もしも私が攫われていなかったら、宣戦布告をされていたとはいえマーテルを始め騎士団はここまでやって来なかっただろう。

私はグッと唇を噛み締めると、レオ様に向き直った。


私を真っ直ぐに見つめるレオ様は無表情ではあるものの、その目は、ただただ優しかった。


私は何も言わずに、ただ一礼した。

涙が溢れ出して止まらなかった。


私が顔を上げるや否や、マーテルが私の腕を引っ張って歩かせる。



「…リーリア。

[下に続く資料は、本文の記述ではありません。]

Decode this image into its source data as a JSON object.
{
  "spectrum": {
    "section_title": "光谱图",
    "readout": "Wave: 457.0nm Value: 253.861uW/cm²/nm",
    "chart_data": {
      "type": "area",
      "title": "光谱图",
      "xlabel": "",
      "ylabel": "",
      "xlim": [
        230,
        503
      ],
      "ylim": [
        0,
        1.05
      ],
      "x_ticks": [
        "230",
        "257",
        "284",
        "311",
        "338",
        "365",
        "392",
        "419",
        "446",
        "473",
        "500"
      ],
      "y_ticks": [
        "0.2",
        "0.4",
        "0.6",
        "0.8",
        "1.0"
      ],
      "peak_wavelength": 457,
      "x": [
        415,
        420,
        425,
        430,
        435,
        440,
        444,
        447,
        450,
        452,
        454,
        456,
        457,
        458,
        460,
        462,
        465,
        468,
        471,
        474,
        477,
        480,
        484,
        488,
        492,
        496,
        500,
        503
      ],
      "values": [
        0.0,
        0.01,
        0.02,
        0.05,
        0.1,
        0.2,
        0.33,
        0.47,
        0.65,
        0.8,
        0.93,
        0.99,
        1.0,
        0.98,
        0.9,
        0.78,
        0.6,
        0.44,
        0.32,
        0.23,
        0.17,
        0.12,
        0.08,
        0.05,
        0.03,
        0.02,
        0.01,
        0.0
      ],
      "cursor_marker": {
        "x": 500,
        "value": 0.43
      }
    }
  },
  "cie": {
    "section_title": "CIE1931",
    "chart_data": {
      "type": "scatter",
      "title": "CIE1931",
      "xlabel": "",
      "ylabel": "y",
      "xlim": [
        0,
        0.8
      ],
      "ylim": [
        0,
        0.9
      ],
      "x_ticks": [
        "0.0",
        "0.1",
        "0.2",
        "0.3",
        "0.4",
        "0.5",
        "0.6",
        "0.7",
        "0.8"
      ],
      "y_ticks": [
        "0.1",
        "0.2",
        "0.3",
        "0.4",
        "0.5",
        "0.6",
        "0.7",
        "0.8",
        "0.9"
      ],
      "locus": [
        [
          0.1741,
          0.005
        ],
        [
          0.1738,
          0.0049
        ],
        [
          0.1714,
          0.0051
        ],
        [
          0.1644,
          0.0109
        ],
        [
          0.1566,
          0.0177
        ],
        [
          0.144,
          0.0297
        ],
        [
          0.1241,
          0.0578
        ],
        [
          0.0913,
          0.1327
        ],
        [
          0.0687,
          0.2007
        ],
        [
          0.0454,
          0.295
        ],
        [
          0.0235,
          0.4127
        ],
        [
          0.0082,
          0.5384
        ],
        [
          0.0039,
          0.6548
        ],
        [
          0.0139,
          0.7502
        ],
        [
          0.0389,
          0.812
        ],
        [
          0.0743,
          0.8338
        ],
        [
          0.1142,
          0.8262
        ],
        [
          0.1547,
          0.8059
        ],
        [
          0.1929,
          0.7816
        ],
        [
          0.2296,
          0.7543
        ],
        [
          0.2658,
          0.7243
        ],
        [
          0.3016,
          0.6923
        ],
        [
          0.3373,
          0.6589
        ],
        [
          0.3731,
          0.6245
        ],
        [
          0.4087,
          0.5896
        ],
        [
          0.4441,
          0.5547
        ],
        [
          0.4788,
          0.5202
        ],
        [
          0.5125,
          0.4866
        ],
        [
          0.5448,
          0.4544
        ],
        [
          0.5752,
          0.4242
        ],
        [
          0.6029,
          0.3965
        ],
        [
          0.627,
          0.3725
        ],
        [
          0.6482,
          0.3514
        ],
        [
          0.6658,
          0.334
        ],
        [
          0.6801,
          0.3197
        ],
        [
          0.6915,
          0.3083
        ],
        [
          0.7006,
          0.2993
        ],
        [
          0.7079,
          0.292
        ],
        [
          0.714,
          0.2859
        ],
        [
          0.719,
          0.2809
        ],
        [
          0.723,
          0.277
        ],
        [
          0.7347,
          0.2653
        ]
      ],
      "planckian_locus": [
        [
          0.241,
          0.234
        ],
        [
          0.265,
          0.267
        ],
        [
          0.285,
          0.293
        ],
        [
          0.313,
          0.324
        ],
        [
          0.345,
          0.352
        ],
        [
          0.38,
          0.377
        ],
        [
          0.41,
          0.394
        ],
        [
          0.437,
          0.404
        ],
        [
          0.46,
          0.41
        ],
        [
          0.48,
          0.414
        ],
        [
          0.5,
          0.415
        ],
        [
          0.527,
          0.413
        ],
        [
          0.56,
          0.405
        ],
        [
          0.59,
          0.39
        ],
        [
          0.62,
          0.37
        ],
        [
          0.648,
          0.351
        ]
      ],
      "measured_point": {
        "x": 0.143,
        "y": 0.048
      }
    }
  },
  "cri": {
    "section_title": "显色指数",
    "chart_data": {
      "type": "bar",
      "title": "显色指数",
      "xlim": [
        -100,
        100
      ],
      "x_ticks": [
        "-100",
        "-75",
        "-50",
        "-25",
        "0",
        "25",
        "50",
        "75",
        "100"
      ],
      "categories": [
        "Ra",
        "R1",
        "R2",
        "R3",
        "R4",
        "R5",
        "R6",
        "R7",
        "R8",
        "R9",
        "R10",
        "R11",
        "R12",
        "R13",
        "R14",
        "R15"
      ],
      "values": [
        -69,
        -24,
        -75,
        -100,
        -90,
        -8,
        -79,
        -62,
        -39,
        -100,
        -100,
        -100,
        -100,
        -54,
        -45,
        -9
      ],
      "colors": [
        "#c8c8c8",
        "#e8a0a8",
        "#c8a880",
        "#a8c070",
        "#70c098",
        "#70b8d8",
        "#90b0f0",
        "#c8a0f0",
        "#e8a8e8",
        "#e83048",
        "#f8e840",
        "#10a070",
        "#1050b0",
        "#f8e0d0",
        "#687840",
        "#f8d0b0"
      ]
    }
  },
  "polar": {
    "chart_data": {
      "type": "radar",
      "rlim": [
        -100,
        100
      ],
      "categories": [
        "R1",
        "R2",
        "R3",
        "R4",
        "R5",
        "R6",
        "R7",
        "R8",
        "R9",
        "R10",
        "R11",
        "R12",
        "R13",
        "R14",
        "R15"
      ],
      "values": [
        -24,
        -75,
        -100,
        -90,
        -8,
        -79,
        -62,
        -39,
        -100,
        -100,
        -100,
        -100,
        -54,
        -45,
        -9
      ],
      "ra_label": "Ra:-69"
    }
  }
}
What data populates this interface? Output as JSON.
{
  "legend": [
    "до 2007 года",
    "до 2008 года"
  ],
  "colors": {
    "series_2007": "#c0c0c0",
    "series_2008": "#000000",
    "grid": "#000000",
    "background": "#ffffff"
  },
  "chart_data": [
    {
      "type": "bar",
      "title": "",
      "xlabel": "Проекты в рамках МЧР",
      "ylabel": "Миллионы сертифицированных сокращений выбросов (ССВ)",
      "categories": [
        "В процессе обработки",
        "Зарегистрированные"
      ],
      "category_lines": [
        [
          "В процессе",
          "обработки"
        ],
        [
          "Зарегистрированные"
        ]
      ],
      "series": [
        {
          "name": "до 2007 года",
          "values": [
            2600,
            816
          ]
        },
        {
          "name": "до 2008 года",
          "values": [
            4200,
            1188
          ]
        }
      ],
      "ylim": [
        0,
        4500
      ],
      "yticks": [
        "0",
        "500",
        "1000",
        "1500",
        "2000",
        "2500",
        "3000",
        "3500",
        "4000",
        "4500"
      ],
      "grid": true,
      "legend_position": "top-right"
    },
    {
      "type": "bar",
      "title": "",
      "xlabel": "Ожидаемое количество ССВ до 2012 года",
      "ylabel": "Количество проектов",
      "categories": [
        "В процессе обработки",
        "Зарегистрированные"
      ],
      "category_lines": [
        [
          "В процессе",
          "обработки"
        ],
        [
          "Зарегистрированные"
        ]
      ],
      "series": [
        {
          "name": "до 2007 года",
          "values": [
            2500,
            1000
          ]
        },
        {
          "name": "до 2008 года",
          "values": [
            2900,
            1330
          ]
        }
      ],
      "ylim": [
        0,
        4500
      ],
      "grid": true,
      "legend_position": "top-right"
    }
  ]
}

」



微かに、レオ様の声が聞こえた。

振り返ると、レオ様は少し微笑んで言った。



「幸せになれ。」



まるで、幸せにできなくて悪いとでも言うかのようだった。


その時、上から瓦礫が降ってきた。

城の崩落が始まっていた。



「っ、レオ様…!」



その瞬間、私の身体は宙に浮いていた。

マーテルの肩に担ぎ上げられたのだ。



「撤収だ!」



マーテルの声が廊下に響いて、ルチェルナの兵が一斉に城の出口を目指して走り出す。

その間にもどんどん瓦礫が降ってくる。


マーテルに担がれて廊下を通る最中、倒れたフランやリディ、ビリー、ジャスティアを見た。


私は目を逸らすように、マーテルの背中にしがみついた。